THE EFFECTS OF AGING ON PERFORMANCE

While the progression of dementia was probably faintly understood by Churchill, his behavior over these final years was entirely consistent with a continuing diminution of mental powers. His prescient “Sinews of Peace” speech, at Fulton in March 1946, had galvanized him with the conviction that he could, through his own brand of personal diplomacy, achieve his final goal of world peace. Alas, he could not get Eisenhower— or, despite a few false hopes, the Russians—to the conference table, and the failure weighed deeply: “I have worked very hard and achieved a great deal,” he said to his private secretary, “only to achieve nothing in the end.”

From the 1930s, unlike his earlier career, Churchill’s focus was heavily devoted to international affairs. In later life he had little time for difficult and intractable domestic and economic issues. His ability to concentrate for extended periods of time, to assimilate data and sift through critical background information, was gradually lost. When his col leagues complained he sometimes regarded them as disloyal, and this led increasingly to episodes of melancholy and soul-searching.

While much of his decline was hidden from the public, Churchill’s lowering interest in government led to pressure to resign. While some saw his continuing prestige as an advantage for the Tory Party, others wanted him “gracefully” to retire. When he resisted, they backed off but remained pessimistic. When it was thought that he was prepared to go in the spring of 1953, his heir-apparent, Anthony Eden, fell seriously ill. This emboldened Churchill for new attempts at detente with Russia, but no sooner had he begun to pursue them than a major stroke saw his colleagues quietly assume many of his functions. (See Terry Reardon’s preceding article.)

Throughout these years of frustration and decline, Churchill’s family and friends never wavered. His wife, always anxious for him and their family life, maintained a strong partnership and attempted, sometimes with spectacular lack of success, to ensure that he ate properly, rested well, and had convivial company.

A representative conversation occurred at Chartwell when Sir John Anderson, WSC’s wartime Home Secretary and deviser of the Anderson Shelter, admitted to Churchill that he had been “vegetating”—staying in bed late.

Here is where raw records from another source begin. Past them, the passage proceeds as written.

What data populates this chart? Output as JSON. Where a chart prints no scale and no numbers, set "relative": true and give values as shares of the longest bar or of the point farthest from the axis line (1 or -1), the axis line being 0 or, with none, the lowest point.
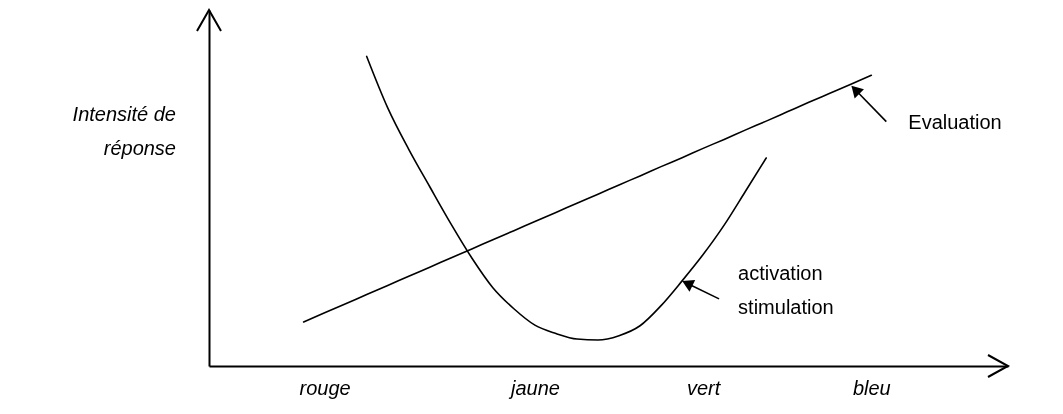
{
  "chart_data": {
    "type": "line",
    "relative": true,
    "annotations": [
      "Intensité de réponse"
    ],
    "categories": [
      null,
      null,
      null,
      null,
      null,
      "rouge",
      null,
      null,
      null,
      null,
      null,
      null,
      null,
      null,
      null,
      "jaune",
      null,
      null,
      null,
      null,
      null,
      null,
      null,
      "vert",
      null,
      null,
      null,
      null,
      null,
      null,
      null,
      "bleu",
      null,
      null,
      null,
      null,
      null,
      null
    ],
    "grid": false,
    "marker": "none",
    "line_style": "solid",
    "series": [
      {
        "name": "activation stimulation",
        "color": "#000000",
        "values": [
          null,
          null,
          null,
          null,
          null,
          null,
          null,
          1.0,
          0.834,
          0.7,
          0.579,
          0.46,
          0.349,
          0.253,
          0.185,
          0.132,
          0.105,
          0.087,
          0.084,
          0.098,
          0.13,
          0.195,
          0.275,
          0.36,
          0.455,
          0.563,
          0.672,
          null,
          null,
          null,
          null,
          null,
          null,
          null,
          null,
          null,
          null,
          null
        ]
      },
      {
        "name": "Evaluation",
        "color": "#000000",
        "values": [
          null,
          null,
          null,
          null,
          0.142,
          0.172,
          0.201,
          0.231,
          0.26,
          0.29,
          0.319,
          0.349,
          0.378,
          0.408,
          0.437,
          0.467,
          0.496,
          0.526,
          0.555,
          0.585,
          0.614,
          0.644,
          0.673,
          0.703,
          0.732,
          0.762,
          0.791,
          0.821,
          0.851,
          0.88,
          0.909,
          0.939,
          null,
          null,
          null,
          null,
          null,
          null
        ]
      }
    ]
  }
}
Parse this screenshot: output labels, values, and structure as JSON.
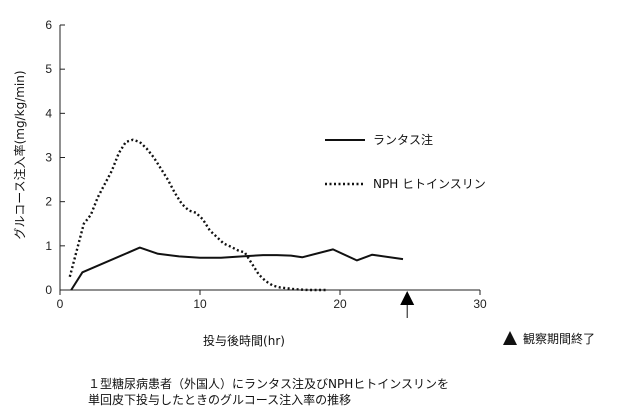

Churchill: “What time do you have breakfast, and do you get up?”
Anderson: “Yes, I always get up to breakfast.”
Churchill: “Are you shaved and booted?”
Anderson: “Yes, I’m shaved and booted and ready to go out.”
Churchill: “What do you eat for breakfast?”
Anderson: “Twice a week I have bacon—the other days porridge.”

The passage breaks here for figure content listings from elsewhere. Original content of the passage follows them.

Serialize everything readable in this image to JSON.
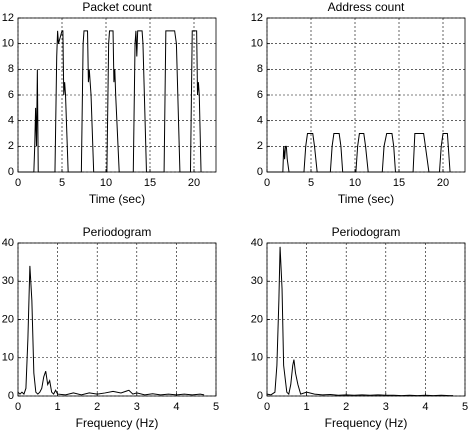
{
  "chart_data": [
    {
      "type": "line",
      "title": "Packet count",
      "xlabel": "Time (sec)",
      "color": "#000000",
      "grid": true,
      "xlim": [
        0,
        22.5
      ],
      "ylim": [
        0,
        12
      ],
      "xticks": [
        0,
        5,
        10,
        15,
        20
      ],
      "yticks": [
        0,
        2,
        4,
        6,
        8,
        10,
        12
      ],
      "x": [
        0,
        1.8,
        1.9,
        2.0,
        2.1,
        2.2,
        2.3,
        4.2,
        4.4,
        4.5,
        4.6,
        5.0,
        5.1,
        5.2,
        5.3,
        5.4,
        5.7,
        7.2,
        7.4,
        7.5,
        7.9,
        8.0,
        8.1,
        8.3,
        8.6,
        10.1,
        10.3,
        10.4,
        10.8,
        10.9,
        11.0,
        11.1,
        11.5,
        13.1,
        13.3,
        13.4,
        13.5,
        13.6,
        13.7,
        14.1,
        14.2,
        14.6,
        16.6,
        16.8,
        17.0,
        17.8,
        18.0,
        18.4,
        19.6,
        19.8,
        19.9,
        20.3,
        20.4,
        20.5,
        20.6,
        20.8
      ],
      "values": [
        0,
        0,
        2,
        5,
        2,
        8,
        0,
        0,
        9,
        11,
        10,
        11,
        11,
        6,
        7,
        6,
        0,
        0,
        10,
        11,
        11,
        7,
        8,
        6,
        0,
        0,
        10,
        11,
        11,
        7,
        8,
        6,
        0,
        0,
        10,
        11,
        9,
        11,
        11,
        11,
        10,
        0,
        0,
        11,
        11,
        11,
        10,
        0,
        0,
        11,
        11,
        11,
        6,
        7,
        6,
        0
      ]
    },
    {
      "type": "line",
      "title": "Address count",
      "xlabel": "Time (sec)",
      "color": "#000000",
      "grid": true,
      "xlim": [
        0,
        22.5
      ],
      "ylim": [
        0,
        12
      ],
      "xticks": [
        0,
        5,
        10,
        15,
        20
      ],
      "yticks": [
        0,
        2,
        4,
        6,
        8,
        10,
        12
      ],
      "x": [
        0,
        1.8,
        1.9,
        2.0,
        2.1,
        2.2,
        2.3,
        2.5,
        4.2,
        4.4,
        4.6,
        5.2,
        5.4,
        5.7,
        7.2,
        7.4,
        7.6,
        8.2,
        8.4,
        8.6,
        10.1,
        10.3,
        10.5,
        11.0,
        11.2,
        11.5,
        13.1,
        13.3,
        13.6,
        14.2,
        14.4,
        14.6,
        16.6,
        16.8,
        17.0,
        17.8,
        18.0,
        18.4,
        19.6,
        19.8,
        20.0,
        20.5,
        20.6,
        20.8
      ],
      "values": [
        0,
        0,
        2,
        1,
        2,
        2,
        1,
        0,
        0,
        2,
        3,
        3,
        2,
        0,
        0,
        2,
        3,
        3,
        2,
        0,
        0,
        2,
        3,
        3,
        2,
        0,
        0,
        2,
        3,
        3,
        2,
        0,
        0,
        3,
        3,
        3,
        2,
        0,
        0,
        2,
        3,
        3,
        2,
        0
      ]
    },
    {
      "type": "line",
      "title": "Periodogram",
      "xlabel": "Frequency (Hz)",
      "color": "#000000",
      "grid": true,
      "xlim": [
        0,
        5
      ],
      "ylim": [
        0,
        40
      ],
      "xticks": [
        0,
        1,
        2,
        3,
        4,
        5
      ],
      "yticks": [
        0,
        10,
        20,
        30,
        40
      ],
      "x": [
        0,
        0.05,
        0.1,
        0.15,
        0.2,
        0.25,
        0.3,
        0.35,
        0.4,
        0.45,
        0.5,
        0.55,
        0.6,
        0.65,
        0.7,
        0.75,
        0.8,
        0.85,
        0.9,
        0.95,
        1.0,
        1.2,
        1.4,
        1.6,
        1.8,
        2.0,
        2.2,
        2.4,
        2.6,
        2.8,
        2.9,
        3.0,
        3.2,
        3.4,
        3.6,
        3.8,
        4.0,
        4.2,
        4.4,
        4.6,
        4.7
      ],
      "values": [
        1,
        0.5,
        1,
        0.5,
        2,
        15,
        34,
        25,
        6,
        1,
        0.5,
        1,
        2,
        5,
        6.5,
        3,
        4,
        1,
        0.5,
        1.5,
        0.5,
        0.3,
        0.8,
        0.3,
        0.8,
        0.5,
        0.8,
        1.2,
        0.8,
        1.5,
        0.5,
        0.8,
        0.3,
        0.6,
        0.3,
        0.5,
        0.3,
        0.5,
        0.3,
        0.5,
        0.3
      ]
    },
    {
      "type": "line",
      "title": "Periodogram",
      "xlabel": "Frequency (Hz)",
      "color": "#000000",
      "grid": true,
      "xlim": [
        0,
        5
      ],
      "ylim": [
        0,
        40
      ],
      "xticks": [
        0,
        1,
        2,
        3,
        4,
        5
      ],
      "yticks": [
        0,
        10,
        20,
        30,
        40
      ],
      "x": [
        0,
        0.1,
        0.2,
        0.25,
        0.3,
        0.33,
        0.38,
        0.42,
        0.5,
        0.55,
        0.6,
        0.65,
        0.68,
        0.72,
        0.78,
        0.85,
        1.0,
        1.2,
        1.4,
        1.6,
        1.8,
        2.0,
        2.2,
        2.4,
        2.6,
        2.8,
        3.0,
        3.2,
        3.4,
        3.6,
        3.8,
        4.0,
        4.2,
        4.4,
        4.6,
        4.7
      ],
      "values": [
        0.5,
        0.3,
        1,
        8,
        25,
        39,
        28,
        8,
        1,
        0.5,
        3,
        8,
        9.5,
        6,
        3,
        0.5,
        1,
        0.5,
        0.3,
        0.4,
        0.2,
        0.3,
        0.2,
        0.3,
        0.2,
        0.3,
        0.2,
        0.2,
        0.1,
        0.2,
        0.1,
        0.2,
        0.1,
        0.2,
        0.1,
        0.1
      ]
    }
  ]
}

Ava, Lady Anderson, widow of the late Ralph Wigram, the foreign office official who had helped Churchill learn of German rearmament: “Yes, porridge with salt.”
Churchill: “Good God.”
Ava: “What do you have for breakfast, Winston?”
Churchill: “An egg often—sometimes a fried sole—some cold chicken and cold ham with coffee. I always have it in bed—never with Clemmie. I tried that once or twice but no marriage could last if you breakfast together and it nearly wrecked mine—so never again.”

Aside from a glimpse of the care his wife took of him, this is an example of Churchill’s continued humor and wit well into old age. The role of laughter and fun in his life went a long way towards his overall good health and longevity. There are many stories which show that he did not take himself too seriously, and often poked fun at himself, along with his friends and political enemies.

Winston Churchill stands out among statesmen, yet despite his towering image, from a medical standpoint he was as human as any of us. Indeed if he had lived and died simply as a “mere mortal,” his medical problems would be of interest to no one except perhaps his doctor. At the sunset of his life he was medically impaired with vascular insufficiency; yet there can be little doubt about his essential physical resilience and mental hardiness. There is much to be learned—and emulated—from his tenacious spirit well into old age; yet, as in so many other areas, Winston Churchill was one of a kind.